Question

A certain wire of length l and radius r has resistance R . if the length of the wire halves the previous value then the radius is doubled, the new resistance will be-
(A) R/4
(B) R/3
(C) 4R
(D) R/8

Answer 1

Hint
Specific resistance is a characteristic of the material being employed and is measured for unit length of material with unit cross section area.If you use a wire if twice the thickness of another, then it should have half the resistance ergo twice the current carrying capacity.

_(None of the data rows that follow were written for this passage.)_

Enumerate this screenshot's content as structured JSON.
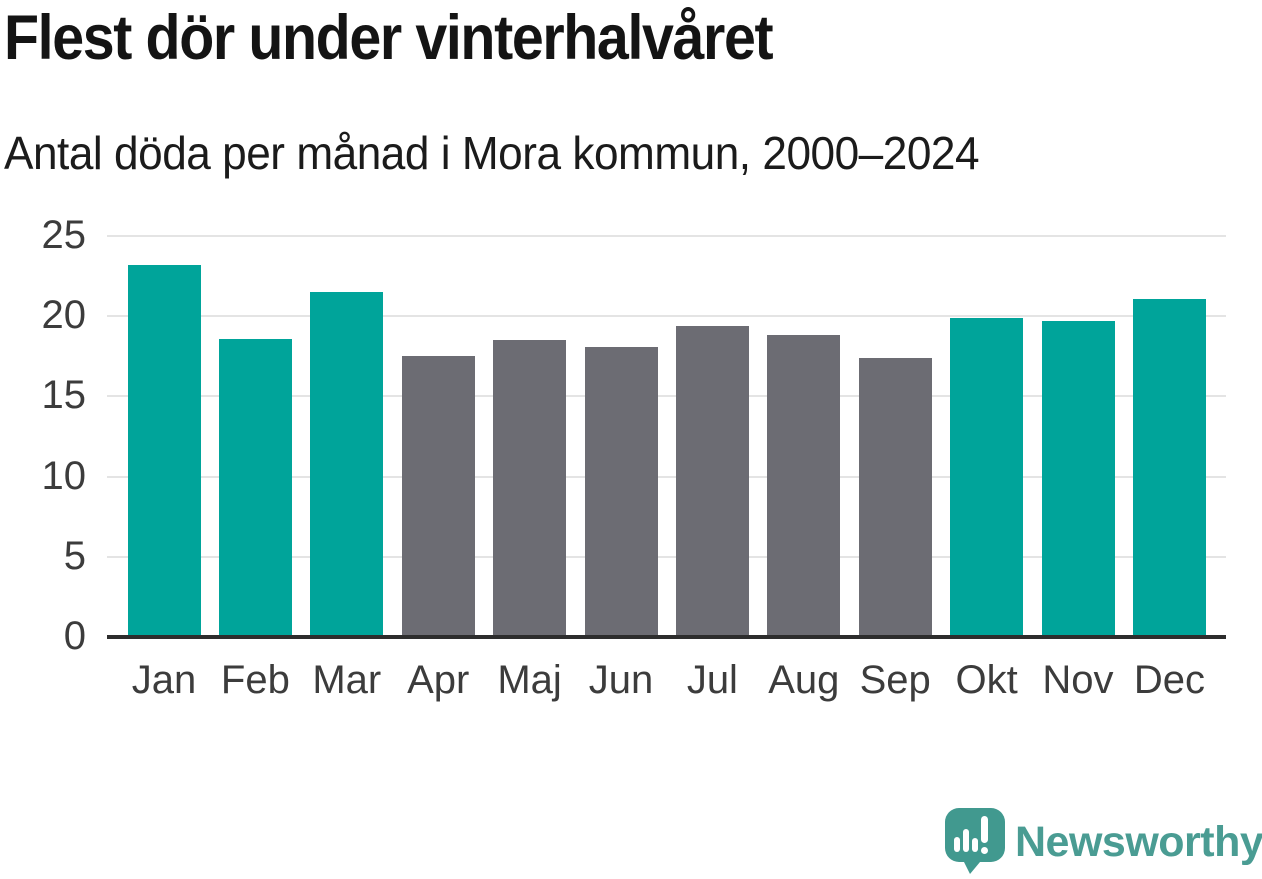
{
  "chart_data": {
    "type": "bar",
    "title": "Flest dör under vinterhalvåret",
    "subtitle": "Antal döda per månad i Mora kommun, 2000–2024",
    "categories": [
      "Jan",
      "Feb",
      "Mar",
      "Apr",
      "Maj",
      "Jun",
      "Jul",
      "Aug",
      "Sep",
      "Okt",
      "Nov",
      "Dec"
    ],
    "values": [
      23.2,
      18.6,
      21.5,
      17.5,
      18.5,
      18.1,
      19.4,
      18.8,
      17.4,
      19.9,
      19.7,
      21.1
    ],
    "ylim": [
      0,
      25
    ],
    "yticks": [
      0,
      5,
      10,
      15,
      20,
      25
    ],
    "grid": true,
    "legend": "none",
    "xlabel": "",
    "ylabel": "",
    "palette": {
      "winter_teal": "#00a49a",
      "summer_gray": "#6c6c73"
    },
    "bar_palette_keys": [
      "winter_teal",
      "winter_teal",
      "winter_teal",
      "summer_gray",
      "summer_gray",
      "summer_gray",
      "summer_gray",
      "summer_gray",
      "summer_gray",
      "winter_teal",
      "winter_teal",
      "winter_teal"
    ]
  },
  "footer": {
    "brand": "Newsworthy",
    "brand_color": "#4a9c93",
    "logo_color": "#41998f",
    "logo_icon": "speech-bubble-bar-chart-exclamation"
  }
}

Complete step by step answer
As we know,
 $ R = \dfrac{{\rho L}}{A} $ ......(1)
If the wire having the radius is double than the length was remaining unchanged
Let, the previous value of radius is r and now the radius is 2r
So, now the area of the certain wire is $ A' = \pi {(2r)^2} $
So, the resistance will be $ R' = \dfrac{{\rho l}}{{\pi {{(2r)}^2}}} $
So, $ R' = \dfrac{R}{4} $
New resistance is $ \dfrac{R}{4} $ .
Option (A) is correct.

Note
Resistance is directly proportional to the length of the wire, and inversely proportional to the cross sectional area of the wire.Doubling the length will double the resistance, but the wire also must get thinner as it is stretched, because it will contain the same amount of metal in twice the length.